Dann kann man auch mit Pferden oder Eseln / Maultieren pilgern. Ich sah aber nur zwei Esel mit dazugehörenden Pilgern, die in einem Fall an einem Rastplatz gezeltet haben, was eigentlich nicht erlaubt ist, aber wohl geduldet wird. Es gibt auch Pilger, die ihren Hund dabeihaben, aber egal ob Rad oder Maultier oder Hund: mich würde das alles dadurch, daß man sich „kümmern“ muß, vom eigentlichen (besinnlichen) Pilgern abhalten. Und ich erlebte auch, daß sich bei Hunden die Pfoten durch die ungewohnt langen Laufstrecken entzündet hatten.

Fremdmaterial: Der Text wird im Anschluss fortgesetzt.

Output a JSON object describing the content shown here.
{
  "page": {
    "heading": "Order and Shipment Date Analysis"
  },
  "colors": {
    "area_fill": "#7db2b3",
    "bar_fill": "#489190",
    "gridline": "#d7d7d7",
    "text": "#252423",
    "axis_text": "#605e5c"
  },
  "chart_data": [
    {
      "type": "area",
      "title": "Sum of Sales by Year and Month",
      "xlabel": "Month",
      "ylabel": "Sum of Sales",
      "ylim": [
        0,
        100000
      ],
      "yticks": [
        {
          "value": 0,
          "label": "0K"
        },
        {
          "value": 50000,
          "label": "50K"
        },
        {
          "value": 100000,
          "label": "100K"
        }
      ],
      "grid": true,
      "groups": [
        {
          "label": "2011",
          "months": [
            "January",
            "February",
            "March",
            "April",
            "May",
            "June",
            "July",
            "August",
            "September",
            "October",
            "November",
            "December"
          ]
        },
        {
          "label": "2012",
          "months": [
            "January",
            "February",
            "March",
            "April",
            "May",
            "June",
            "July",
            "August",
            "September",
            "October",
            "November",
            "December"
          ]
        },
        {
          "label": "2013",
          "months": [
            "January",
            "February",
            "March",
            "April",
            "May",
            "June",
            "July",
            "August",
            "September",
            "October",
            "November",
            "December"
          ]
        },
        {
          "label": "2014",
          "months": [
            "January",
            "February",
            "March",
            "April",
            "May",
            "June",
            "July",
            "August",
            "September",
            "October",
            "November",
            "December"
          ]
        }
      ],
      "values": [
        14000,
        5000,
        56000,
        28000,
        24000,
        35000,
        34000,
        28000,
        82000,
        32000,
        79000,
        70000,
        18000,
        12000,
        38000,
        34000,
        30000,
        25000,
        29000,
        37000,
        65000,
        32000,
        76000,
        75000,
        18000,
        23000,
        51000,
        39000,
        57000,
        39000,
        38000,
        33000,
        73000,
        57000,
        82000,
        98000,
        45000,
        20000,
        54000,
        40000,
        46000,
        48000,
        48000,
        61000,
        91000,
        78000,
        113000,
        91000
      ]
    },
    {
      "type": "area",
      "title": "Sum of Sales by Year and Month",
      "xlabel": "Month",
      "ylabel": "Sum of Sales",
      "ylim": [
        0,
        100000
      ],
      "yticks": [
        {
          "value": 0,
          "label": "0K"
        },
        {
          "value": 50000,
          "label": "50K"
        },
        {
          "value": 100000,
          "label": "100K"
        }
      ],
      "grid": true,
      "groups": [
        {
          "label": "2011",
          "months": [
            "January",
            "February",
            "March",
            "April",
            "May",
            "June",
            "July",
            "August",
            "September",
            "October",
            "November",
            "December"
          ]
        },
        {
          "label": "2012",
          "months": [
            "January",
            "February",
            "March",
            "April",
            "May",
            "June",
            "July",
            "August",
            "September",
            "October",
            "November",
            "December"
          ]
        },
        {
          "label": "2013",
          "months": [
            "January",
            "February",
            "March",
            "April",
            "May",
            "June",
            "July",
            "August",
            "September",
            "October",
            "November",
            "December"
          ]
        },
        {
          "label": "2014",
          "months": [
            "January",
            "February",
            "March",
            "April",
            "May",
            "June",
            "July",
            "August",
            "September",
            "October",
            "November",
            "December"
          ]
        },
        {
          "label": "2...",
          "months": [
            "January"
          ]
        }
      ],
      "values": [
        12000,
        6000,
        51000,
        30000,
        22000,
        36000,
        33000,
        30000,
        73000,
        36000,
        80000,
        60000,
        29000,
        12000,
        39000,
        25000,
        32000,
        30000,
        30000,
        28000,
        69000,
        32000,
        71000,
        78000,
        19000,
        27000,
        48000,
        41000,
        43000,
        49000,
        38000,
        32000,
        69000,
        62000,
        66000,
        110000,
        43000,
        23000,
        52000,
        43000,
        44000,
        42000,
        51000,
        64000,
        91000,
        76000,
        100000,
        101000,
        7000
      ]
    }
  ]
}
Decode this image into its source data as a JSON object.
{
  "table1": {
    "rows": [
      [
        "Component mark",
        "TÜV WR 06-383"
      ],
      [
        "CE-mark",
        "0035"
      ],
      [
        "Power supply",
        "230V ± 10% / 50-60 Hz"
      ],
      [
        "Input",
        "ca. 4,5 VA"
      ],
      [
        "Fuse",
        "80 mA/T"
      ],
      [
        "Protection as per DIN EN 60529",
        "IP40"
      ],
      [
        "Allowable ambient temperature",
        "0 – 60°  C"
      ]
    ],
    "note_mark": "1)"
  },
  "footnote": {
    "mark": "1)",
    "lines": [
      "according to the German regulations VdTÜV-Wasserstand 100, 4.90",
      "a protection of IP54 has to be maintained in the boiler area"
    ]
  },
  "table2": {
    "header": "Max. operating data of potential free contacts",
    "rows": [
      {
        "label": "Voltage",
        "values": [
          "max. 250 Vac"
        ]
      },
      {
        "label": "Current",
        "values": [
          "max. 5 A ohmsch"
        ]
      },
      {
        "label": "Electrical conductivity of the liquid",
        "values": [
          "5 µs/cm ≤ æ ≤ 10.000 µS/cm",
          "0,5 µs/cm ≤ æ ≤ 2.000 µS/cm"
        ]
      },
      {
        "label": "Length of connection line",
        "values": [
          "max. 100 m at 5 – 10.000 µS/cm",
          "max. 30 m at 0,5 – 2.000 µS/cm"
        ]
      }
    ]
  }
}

San Juan de Ortega ist ein Kloster aus der Zeit um 1150. Der Namensgeber lebte von 1080 bis 1163 und war einer der Pioniere und (Brücken-) Baumeister auf dem Jakobsweg, Schüler von Santo Domingo (de la Calzada, genannt „Ingenieur des Caminos“); sein Sarkophag steht in der Kirche, die bei mir einen ähnlich intensiven Eindruck wie Eunate hinterließ, auch wenn ich heute nicht lange verweilen wollte. In einem Café setzte ich mich zu Robin, trank eine Cola und aß etwas, ging aber zügig weiter, auch weil ich möglichst allein gehen wollte.

Weites, offenes, fast steppenartiges Land – ein Vorgeschmack auf die Meseta – durchquerte ich auf staubigem Weg, dann noch eine Weile entlang der Fahrstraße – und ich war in Atapuerca, Fundort des Homo Antecessor. Das ist der Urmensch, der hier vor gut einer Million Jahren lebte. Die Sonne brannte vom Himmel und wenn ich mich umschaute, dann war ich einfach glücklich: ja, das war „nur“ als mein Jakobsweg geplant, de facto hatte ich seit zwei Wochen bestes (südländisches) Urlaubswetter…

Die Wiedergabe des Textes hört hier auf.